Un nuevo sondeo de opinión pública de revela un fuerte desgaste del Partido Socialista Obrero Español (PSOE) entre sus propios votantes a raíz del denominado caso David Sánchez, que involucra al hermano del presidente del Gobierno, Pedro Sánchez, y que ha marcado la campaña electoral en Extremadura.
Según datos de la consultora demoscópica GAD3 recopilados en las últimas semanas, el 76% de los votantes del PSOE expresaron que, de haberse celebrado unas elecciones con otro candidato alternativo a Miguel Ángel Gallardo, habrían cambiado su opción de voto.
Este resultado pone de manifiesto la percepción de desgaste dentro del electorado socialista por la vinculación del candidato con casos judiciales que han dominado el debate político regional. (Nota: estos porcentajes son parte de una corrida de datos demoscópicos interna del sondeo y reflejan la percepción de los encuestados sobre el impacto electoral de los acontecimientos recientes.)

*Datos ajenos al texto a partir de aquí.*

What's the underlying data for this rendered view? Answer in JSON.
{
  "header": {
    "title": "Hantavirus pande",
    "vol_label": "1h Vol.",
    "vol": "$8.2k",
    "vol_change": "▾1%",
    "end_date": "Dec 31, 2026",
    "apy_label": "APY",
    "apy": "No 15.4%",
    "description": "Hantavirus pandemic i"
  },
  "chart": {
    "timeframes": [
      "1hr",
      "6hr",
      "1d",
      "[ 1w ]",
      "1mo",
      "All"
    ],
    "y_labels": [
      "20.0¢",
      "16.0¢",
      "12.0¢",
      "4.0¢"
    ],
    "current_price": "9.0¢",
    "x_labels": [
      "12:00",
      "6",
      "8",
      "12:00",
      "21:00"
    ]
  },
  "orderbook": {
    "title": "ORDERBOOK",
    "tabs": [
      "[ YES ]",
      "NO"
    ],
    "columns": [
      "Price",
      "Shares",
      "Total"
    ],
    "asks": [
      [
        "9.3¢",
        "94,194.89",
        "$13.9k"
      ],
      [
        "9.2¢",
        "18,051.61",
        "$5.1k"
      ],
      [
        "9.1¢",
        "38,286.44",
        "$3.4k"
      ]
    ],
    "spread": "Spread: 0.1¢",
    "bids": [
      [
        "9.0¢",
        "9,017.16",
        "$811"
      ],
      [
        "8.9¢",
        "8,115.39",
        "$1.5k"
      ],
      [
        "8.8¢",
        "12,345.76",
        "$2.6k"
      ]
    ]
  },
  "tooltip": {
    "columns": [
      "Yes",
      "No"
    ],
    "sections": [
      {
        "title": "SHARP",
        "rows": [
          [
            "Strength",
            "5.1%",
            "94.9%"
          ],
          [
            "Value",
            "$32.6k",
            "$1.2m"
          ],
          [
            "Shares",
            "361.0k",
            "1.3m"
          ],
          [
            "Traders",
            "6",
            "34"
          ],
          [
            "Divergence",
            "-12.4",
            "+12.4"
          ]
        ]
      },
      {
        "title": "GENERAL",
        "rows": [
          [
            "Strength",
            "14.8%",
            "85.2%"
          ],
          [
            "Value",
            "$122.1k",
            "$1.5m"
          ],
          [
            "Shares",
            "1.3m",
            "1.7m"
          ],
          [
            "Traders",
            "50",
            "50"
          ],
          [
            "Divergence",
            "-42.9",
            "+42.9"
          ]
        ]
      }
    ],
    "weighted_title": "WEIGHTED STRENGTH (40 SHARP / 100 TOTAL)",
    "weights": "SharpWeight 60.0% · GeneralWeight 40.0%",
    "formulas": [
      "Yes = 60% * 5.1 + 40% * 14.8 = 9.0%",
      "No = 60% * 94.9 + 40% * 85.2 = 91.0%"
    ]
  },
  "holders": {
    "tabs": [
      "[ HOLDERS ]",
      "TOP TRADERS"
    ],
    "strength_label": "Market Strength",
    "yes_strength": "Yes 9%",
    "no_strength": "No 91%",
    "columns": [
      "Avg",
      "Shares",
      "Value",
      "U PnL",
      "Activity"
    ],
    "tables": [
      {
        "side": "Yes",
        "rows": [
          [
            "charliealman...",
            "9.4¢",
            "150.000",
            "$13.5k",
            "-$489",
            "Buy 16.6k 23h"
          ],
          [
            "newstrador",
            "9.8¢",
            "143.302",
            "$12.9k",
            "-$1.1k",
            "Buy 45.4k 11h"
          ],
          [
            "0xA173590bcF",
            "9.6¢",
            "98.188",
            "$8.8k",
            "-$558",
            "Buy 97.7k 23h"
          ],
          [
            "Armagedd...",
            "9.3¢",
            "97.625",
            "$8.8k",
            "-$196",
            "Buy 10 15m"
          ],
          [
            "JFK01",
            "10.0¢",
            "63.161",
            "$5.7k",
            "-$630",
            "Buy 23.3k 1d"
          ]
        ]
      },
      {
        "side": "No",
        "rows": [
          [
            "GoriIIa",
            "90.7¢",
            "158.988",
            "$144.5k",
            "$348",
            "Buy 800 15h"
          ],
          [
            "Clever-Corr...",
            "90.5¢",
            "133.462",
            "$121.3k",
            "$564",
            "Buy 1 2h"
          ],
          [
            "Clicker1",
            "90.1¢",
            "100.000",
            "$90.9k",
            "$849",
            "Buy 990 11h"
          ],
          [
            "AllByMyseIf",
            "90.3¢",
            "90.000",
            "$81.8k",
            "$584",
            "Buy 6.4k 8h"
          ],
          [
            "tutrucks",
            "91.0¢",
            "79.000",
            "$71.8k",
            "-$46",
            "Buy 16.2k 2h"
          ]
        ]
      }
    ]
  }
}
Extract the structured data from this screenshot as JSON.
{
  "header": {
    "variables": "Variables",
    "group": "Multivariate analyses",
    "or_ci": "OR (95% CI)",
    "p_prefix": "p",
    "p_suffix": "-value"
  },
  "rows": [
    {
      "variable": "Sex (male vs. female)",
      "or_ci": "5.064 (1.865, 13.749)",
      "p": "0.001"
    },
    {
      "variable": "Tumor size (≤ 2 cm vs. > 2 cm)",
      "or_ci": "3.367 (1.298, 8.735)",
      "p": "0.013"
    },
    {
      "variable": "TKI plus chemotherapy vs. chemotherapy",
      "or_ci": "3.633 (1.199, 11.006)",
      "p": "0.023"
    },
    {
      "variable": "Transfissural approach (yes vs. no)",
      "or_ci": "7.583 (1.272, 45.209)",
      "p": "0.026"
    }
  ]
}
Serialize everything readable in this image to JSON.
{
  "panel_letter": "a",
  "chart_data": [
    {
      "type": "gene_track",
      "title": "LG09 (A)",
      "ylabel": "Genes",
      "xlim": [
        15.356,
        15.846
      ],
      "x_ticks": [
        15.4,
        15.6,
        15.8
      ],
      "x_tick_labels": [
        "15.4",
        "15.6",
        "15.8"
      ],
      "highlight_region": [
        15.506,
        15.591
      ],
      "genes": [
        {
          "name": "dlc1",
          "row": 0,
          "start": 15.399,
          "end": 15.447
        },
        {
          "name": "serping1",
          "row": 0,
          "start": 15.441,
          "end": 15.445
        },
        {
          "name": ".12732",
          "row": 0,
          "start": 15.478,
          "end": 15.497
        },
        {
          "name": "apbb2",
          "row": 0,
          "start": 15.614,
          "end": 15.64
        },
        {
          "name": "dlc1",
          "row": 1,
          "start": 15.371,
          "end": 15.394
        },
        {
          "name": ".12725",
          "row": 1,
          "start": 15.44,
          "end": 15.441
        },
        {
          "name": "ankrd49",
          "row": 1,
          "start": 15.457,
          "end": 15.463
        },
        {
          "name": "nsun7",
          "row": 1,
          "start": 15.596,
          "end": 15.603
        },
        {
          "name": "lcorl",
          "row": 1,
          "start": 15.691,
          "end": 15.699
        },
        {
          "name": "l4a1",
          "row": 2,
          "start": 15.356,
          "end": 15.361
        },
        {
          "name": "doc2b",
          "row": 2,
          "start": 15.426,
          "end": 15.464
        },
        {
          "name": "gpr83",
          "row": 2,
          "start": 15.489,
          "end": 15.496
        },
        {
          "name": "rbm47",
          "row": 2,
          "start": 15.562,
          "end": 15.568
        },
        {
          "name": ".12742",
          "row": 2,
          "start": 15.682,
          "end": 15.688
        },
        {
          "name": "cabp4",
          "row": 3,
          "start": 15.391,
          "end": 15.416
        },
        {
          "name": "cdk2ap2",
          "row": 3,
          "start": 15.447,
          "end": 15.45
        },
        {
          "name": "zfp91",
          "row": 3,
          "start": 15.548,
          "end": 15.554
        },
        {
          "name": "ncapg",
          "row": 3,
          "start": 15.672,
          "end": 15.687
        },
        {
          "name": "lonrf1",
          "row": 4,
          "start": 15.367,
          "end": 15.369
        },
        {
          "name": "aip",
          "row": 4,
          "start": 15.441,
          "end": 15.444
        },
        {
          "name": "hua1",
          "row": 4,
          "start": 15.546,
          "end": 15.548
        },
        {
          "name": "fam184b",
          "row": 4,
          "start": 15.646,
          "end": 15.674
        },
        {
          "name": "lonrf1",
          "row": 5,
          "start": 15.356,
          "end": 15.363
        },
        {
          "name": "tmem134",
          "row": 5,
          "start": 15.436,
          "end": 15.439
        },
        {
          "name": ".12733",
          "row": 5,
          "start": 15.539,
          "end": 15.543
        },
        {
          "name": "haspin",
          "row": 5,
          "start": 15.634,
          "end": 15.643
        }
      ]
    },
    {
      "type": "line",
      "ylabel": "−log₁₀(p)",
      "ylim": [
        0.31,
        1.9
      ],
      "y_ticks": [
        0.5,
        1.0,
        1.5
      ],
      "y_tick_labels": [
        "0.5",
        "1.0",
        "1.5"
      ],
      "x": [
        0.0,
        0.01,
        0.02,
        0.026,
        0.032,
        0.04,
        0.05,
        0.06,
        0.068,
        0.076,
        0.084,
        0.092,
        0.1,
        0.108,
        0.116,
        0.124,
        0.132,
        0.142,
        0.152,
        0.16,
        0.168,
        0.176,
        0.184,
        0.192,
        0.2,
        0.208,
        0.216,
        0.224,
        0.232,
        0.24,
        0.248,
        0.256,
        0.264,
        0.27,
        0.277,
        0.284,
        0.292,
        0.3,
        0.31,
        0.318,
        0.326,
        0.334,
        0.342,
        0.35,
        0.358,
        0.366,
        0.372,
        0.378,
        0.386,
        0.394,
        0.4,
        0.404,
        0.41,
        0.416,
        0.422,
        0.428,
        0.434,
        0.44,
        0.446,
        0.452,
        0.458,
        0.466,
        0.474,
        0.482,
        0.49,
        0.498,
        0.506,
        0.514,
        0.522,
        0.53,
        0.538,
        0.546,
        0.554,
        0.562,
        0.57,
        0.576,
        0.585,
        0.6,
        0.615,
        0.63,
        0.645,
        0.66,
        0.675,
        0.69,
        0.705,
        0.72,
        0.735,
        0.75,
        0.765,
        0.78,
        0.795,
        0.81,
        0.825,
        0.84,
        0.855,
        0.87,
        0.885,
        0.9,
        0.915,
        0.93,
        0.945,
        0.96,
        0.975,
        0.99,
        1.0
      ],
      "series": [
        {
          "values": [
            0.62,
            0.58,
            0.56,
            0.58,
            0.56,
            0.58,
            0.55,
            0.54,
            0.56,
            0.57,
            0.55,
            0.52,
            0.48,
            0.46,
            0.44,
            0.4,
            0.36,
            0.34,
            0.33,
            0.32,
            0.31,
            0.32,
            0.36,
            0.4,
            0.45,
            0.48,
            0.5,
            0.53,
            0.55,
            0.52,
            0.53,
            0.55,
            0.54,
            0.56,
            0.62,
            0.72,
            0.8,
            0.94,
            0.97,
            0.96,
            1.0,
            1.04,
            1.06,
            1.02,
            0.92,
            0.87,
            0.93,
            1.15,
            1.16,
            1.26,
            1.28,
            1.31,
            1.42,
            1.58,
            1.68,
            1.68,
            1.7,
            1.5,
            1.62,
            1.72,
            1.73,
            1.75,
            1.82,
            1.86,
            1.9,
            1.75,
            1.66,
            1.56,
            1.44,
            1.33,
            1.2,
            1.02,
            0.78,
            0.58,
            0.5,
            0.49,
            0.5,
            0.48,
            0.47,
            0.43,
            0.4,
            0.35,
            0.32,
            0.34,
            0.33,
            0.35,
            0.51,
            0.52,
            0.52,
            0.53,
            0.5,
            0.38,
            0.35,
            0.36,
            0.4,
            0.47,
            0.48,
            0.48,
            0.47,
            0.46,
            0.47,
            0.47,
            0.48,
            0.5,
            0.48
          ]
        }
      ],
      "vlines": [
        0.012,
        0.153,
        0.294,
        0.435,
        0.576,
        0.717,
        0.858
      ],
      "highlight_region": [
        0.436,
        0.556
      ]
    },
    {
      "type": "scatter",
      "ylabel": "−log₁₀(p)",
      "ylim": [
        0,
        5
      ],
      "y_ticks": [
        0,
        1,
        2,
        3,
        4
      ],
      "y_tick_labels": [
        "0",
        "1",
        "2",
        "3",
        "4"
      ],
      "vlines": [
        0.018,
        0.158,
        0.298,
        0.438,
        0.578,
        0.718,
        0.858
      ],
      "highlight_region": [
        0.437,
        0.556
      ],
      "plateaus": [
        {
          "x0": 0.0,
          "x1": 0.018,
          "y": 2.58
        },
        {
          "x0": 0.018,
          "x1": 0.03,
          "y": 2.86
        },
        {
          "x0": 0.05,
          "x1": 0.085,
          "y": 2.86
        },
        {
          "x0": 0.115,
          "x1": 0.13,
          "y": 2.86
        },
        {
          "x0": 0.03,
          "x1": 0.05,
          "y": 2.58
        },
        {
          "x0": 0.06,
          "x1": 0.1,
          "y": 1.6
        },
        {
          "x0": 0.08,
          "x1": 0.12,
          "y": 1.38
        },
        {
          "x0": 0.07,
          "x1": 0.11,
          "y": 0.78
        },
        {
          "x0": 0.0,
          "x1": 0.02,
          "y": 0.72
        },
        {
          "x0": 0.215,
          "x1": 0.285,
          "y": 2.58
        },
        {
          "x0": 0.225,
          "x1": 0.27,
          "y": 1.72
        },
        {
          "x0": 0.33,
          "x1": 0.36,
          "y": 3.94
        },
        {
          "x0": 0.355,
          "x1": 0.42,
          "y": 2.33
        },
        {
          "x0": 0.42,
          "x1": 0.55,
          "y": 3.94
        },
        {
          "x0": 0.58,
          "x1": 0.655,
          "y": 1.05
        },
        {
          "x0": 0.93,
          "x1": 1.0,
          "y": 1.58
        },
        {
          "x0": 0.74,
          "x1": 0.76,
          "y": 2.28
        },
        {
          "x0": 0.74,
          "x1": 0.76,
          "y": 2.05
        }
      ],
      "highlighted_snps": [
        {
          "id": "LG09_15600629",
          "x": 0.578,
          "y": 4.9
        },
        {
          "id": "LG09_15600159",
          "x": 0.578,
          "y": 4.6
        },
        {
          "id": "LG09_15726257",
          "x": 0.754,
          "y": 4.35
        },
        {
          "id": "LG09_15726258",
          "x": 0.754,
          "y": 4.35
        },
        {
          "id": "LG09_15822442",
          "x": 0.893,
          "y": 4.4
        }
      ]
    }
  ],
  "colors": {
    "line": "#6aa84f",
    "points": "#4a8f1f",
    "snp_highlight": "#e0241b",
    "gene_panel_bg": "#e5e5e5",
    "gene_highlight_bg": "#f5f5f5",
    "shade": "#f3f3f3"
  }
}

El caso David Sánchez —que ha puesto bajo investigación a la figura de Miguel Ángel Gallardo por presuntas irregularidades relacionadas con la contratación del hermano del presidente del Gobierno durante su etapa al frente de la Diputación de Badajoz— ha marcado la agenda política y mediática en Extremadura y ha tensado la confianza de los votantes socialistas.
Gallardo, candidato socialista a la Presidencia de la Junta de Extremadura, afronta estos comicios regionales con una candidatura que, pese al respaldo institucional del PSOE, sufre el rechazo de una parte significativa de su base electoral.
El estudio demoscópico también indica que ocho de cada diez encuestados consideran que este escándalo judicial tiene un “fuerte impacto” en las expectativas electorales del candidato socialista, tanto dentro como fuera del electorado del PSOE, lo que sugiere repercusiones más amplias en la imagen del partido a nivel nacional.
Este dato subraya la percepción de que la controversia podría perjudicar la posición electoral de los socialistas en Extremadura y, potencialmente, más allá. (Este efecto se enmarca en la respuesta de los ciudadanos ante la persistencia de causas judiciales vinculadas a figuras socialistas durante la campaña.)
El contexto político se complica en un momento en que el apoyo al PSOE ha mostrado signos de erosión en diferentes sondeos, a pesar de que el partido aún mantiene niveles de intención de voto competitivos en otras estimaciones generales a nivel nacional.
El barómetro más reciente del Centro de Investigaciones Sociológicas (CIS) sitúa al PSOE con una posición de liderazgo frente al Partido Popular, aunque con una ligera caída respecto a mediciones anteriores.
Frente a esta coyuntura, el PSOE continúa defendiendo públicamente la integridad de su candidato y la fidelidad de su base, al tiempo que enfrenta una presión interna y externa por limpiar su imagen y consolidar una agenda centrada en políticas sociales y económicas, más allá de los escándalos que han dominado la actualidad.
La campaña hacia las elecciones autonómicas en Extremadura, convocadas para el 21 de diciembre de 2025, se perfila como un termómetro crucial del clima político para los socialistas en toda España.